Она рассмеялась, ударила его кулачком, и вырвалась, рыжим вихрем убежав за лагерь - играть с мотыльками или купаться в ручье. Что еще надо для счастья десятилетнему ребенку?

6.

Лина мало помнила Анну и Марию. Когда ей исполнилось три года, бродяги как раз остановились в большом торговом городе перезимовать. Это всегда приветствовалось градоправителями, актерам выделялись квартиры, зато они обязаны были раз - два в неделю давать представления во всех по очереди тавернах города. Если представления были интересны, актеров приглашали в богатые дома, где они неутомимо шутили, плясали и жонглировали. Уметь приходилось все. Зима была порой свадеб. Свадьбы требовали развлечений. Конкуренция же требовала мастерства.

И вот надо было так случиться, что Анна и Мария, устав от странствий, остались в городе. Высокие, статные, изящные танцовщицы, умеющие преподать себя, быстро и оперативно влюбили в себя, кто б мог подумать, двух братьев. Правда, не близнецов. Но весьма обаятельных и обстоятельных. Зажиточные серьезные братья заведовали пекарней и булочной. Подружки-хохотушки очаровали их веселыми песнями и шутками, и, сами не заметив как, попрощались со старыми друзьями. Их никто не упрашивал - приближалось лето, дороги манили «Веселых странников», и, если повезет, уже скоро они снова пополнят состав. Желающих фиглярствовать и плясать на подмостках за звонкую монетку в мире хватало, профессия сия была почетной и востребованной.

Шло время. Лина росла, в ней уже можно было заметить будущее изящество. Она старательно помогала труппе во всем. Как ушли танцовщицы, труппа потеряла часть известности и мастерства. Силовые упражнения Вены, гутаперчивость Викора, шутовство Ника - все это было замечательно, но ничего особенного собой не представляло. Спасал ситуацию Пушистый - дети всех поселков и городков были наслышаны о загадочном иномирском монстре, их родители радостно платили серебро за возможность сфотографировать свое чадо с чудовищем.

Но на одном Пушистом далеко не уедешь, и каждую неделю приходилось выдумывать новые номера, разучивать новые сценки, искать выходы из сложной ситуации - их было мало. Лина старалась. Она уже умела жонглировать стальными клинками, швыряя их в горб Ника, тот картинно падал, толпа вздыхала, впитывая жестокость сценки. А Ник с хохотом вскакивал, показывая свою неуязвимость, и плясал простенький веселый танец победы подле картинно испуганной девчонки...
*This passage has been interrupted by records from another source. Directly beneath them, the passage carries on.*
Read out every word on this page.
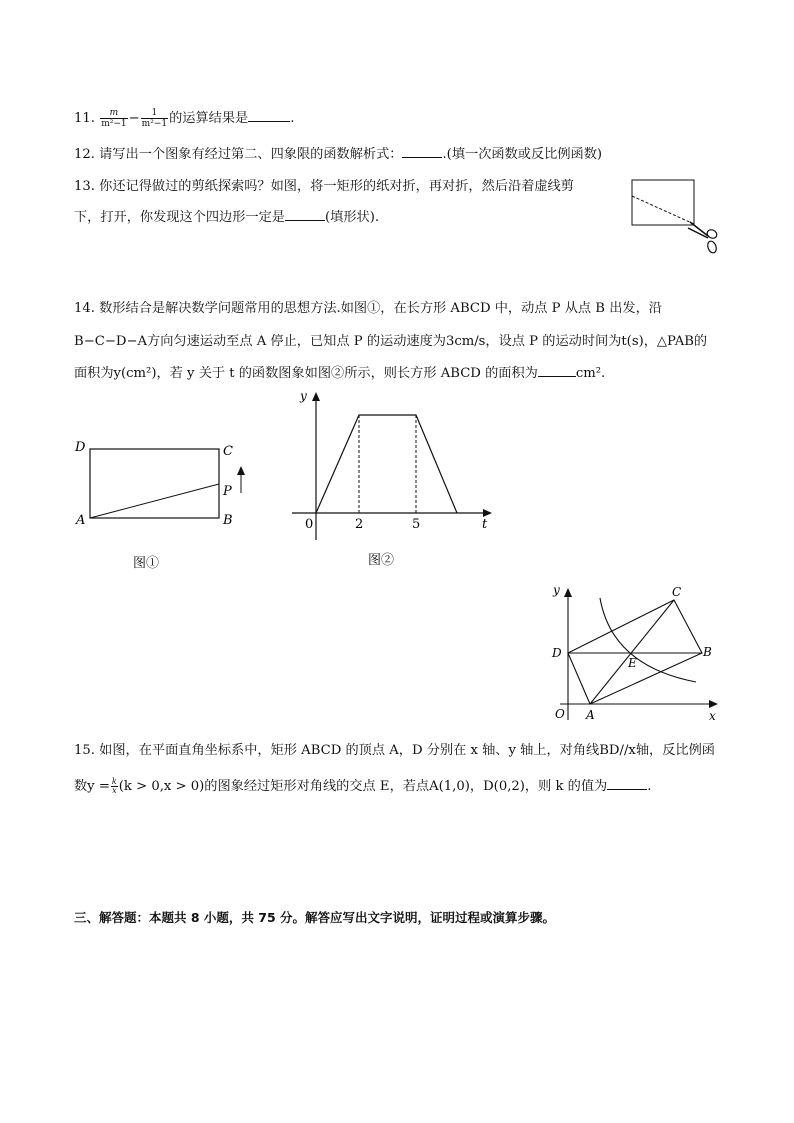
11. $\frac{m}{\text{m²−1}} - \frac{1}{\text{m²−1}}$ 的运算结果是	.
12. 请写出一个图象有经过第二、四象限的函数解析式：	.(填一次函数或反比例函数)
13. 你还记得做过的剪纸探索吗？如图，将一矩形的纸对折，再对折，然后沿着虚线剪
下，打开，你发现这个四边形一定是	(填形状).
14. 数形结合是解决数学问题常用的思想方法.如图①，在长方形 ABCD 中，动点 P 从点 B 出发，沿
B−C−D−A方向匀速运动至点 A 停止，已知点 P 的运动速度为3cm/s，设点 P 的运动时间为t(s)，△PAB的
面积为y(cm²)，若 y 关于 t 的函数图象如图②所示，则长方形 ABCD 的面积为	cm².
D	C
P
A	B
图①
y
t
0	2	5
图②
y
x
O A
B
C
D
E
15. 如图，在平面直角坐标系中，矩形 ABCD 的顶点 A，D 分别在 x 轴、y 轴上，对角线BD//x轴，反比例函
数$y = \frac{k}{x} (k > 0,x > 0)$的图象经过矩形对角线的交点 E，若点A(1,0)，D(0,2)，则 k 的值为	.
三、解答题：本题共 8 小题，共 75 分。解答应写出文字说明，证明过程或演算步骤。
Лина научилась «укрощать» добродушного Пушистого, души в ней не чаявшего, и кататься на нем верхом, подбадривая зверя радостным гиком. Лина научилась кувыркаться с плеч могучей Вены, и залазить на спину крутившего сальто Викора, чтоб потом спрыгнуть с двухметровой высоты под резкий выдох толпы.
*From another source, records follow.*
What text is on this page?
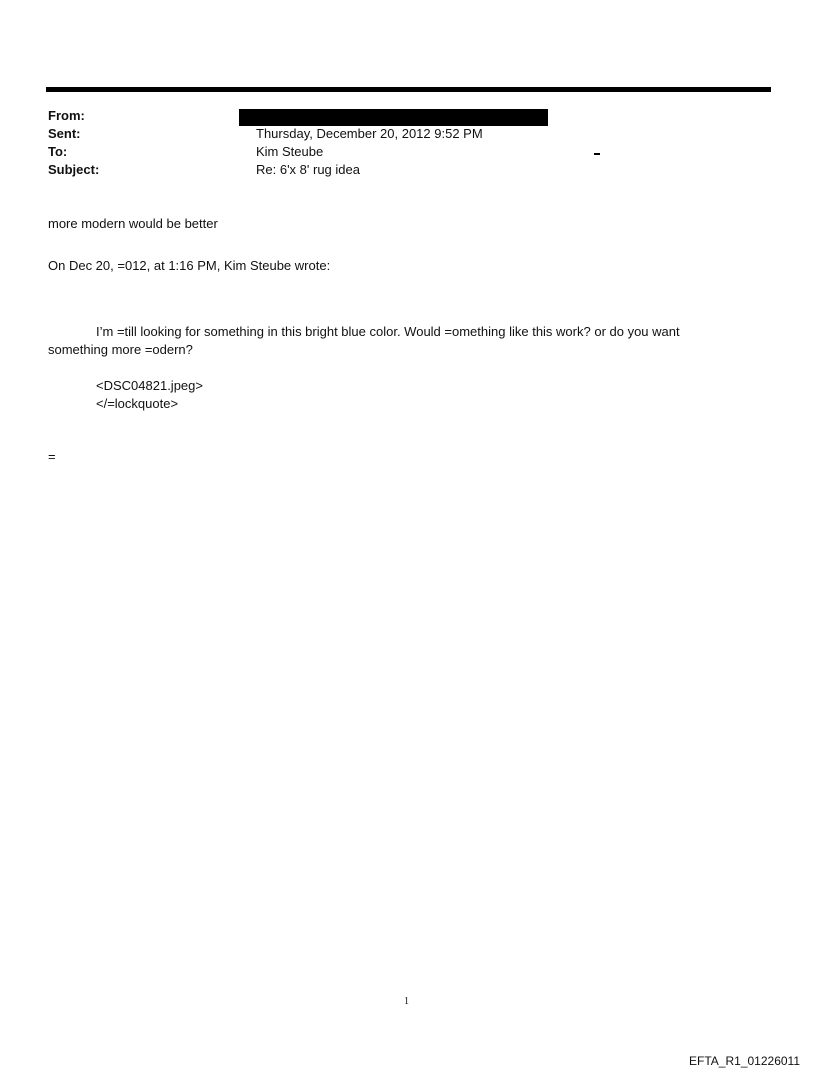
From:
Sent:	Thursday, December 20, 2012 9:52 PM
To:	Kim Steube
Subject:	Re: 6'x 8' rug idea
more modern would be better
On Dec 20, =012, at 1:16 PM, Kim Steube wrote:
I’m =till looking for something in this bright blue color. Would =omething like this work? or do you want
something more =odern?
<DSC04821.jpeg>
</=lockquote>
=
1
EFTA_R1_01226011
Но это все было привычно и обычно. Это приедалось. Много театров, много одиночных бродяг ходило тропами мира, много изобретений и странных представлений спасало развернутую индустрию развлечений от безденежья.

Однажды Лина увидела театр огня. Они, «Цветущие в пламени», не считали «Веселых странников» конкурентами, не кривились при виде разрисованных цветами и зверями тележек. Они радостно приветствовали бродяг и даже уступили им одну комнату в гостинице маленького городка, куда завела непогода приближающейся зимы.

Лина была очарована, глядела на восхитительные инструменты, веера, цепи, обручи и кольца, горящие цветными огнями. Ими жонглировали, их крутили в руках, ногах, на талиях и шеях. Под барабанную дробь и аплодисменты «Цветущие» выходили на площадь, и разворачивали ночное представление. Зрители неивствовали. Зрители выли и просили еще.

Лина напросилась к ним в ученицы. Лину взяли, увидев пламя в глазах, увидев, как жадно двенадцатилетняя нескладная девчонка тянется к горящим веерам, и какая затаенная, неразвитая еще грация заставляет ее плясать с горящими цепями в руках. Они решили, что девчонка пойдет с ними, им тоже требовалось пополнение. Они видели в ее танце будущий талант. Пока еще неуклюже, скорее из-за возраста и неопытности, она училась танцевать с огнем быстро. Трепетное пламя доверяло ей, а она доверяла ему.

Странники неодобрительно глядели на эту учебу. Им тоже казалось, что Лина убежит за вожделенными огневиками, как только весна опустится на дороги. Но они не мешали, ведь у каждого свой путь. Таков девиз жителей того мира.

Она не ушла. Она взяла все, что могла взять, за долгую холодную зиму, голодную и бедную - городок с трудом мог прокормить две труппы, да и гурды в окрестностях пошаливали. Напади они на городок, фигляров могли и не тронуть. Ну да куда идти в холодную зиму, когда дороги завалены снегом, и черные птицы собирают дань с замерзших путников...

Лина не ушла. Она осталась со Странниками, и весной, запасшись подаренными ей цепями с горючей нитью на концах, она ушла с ними в дальнейшее странствование. «Цветущие» огорчились, но у каждого свой путь.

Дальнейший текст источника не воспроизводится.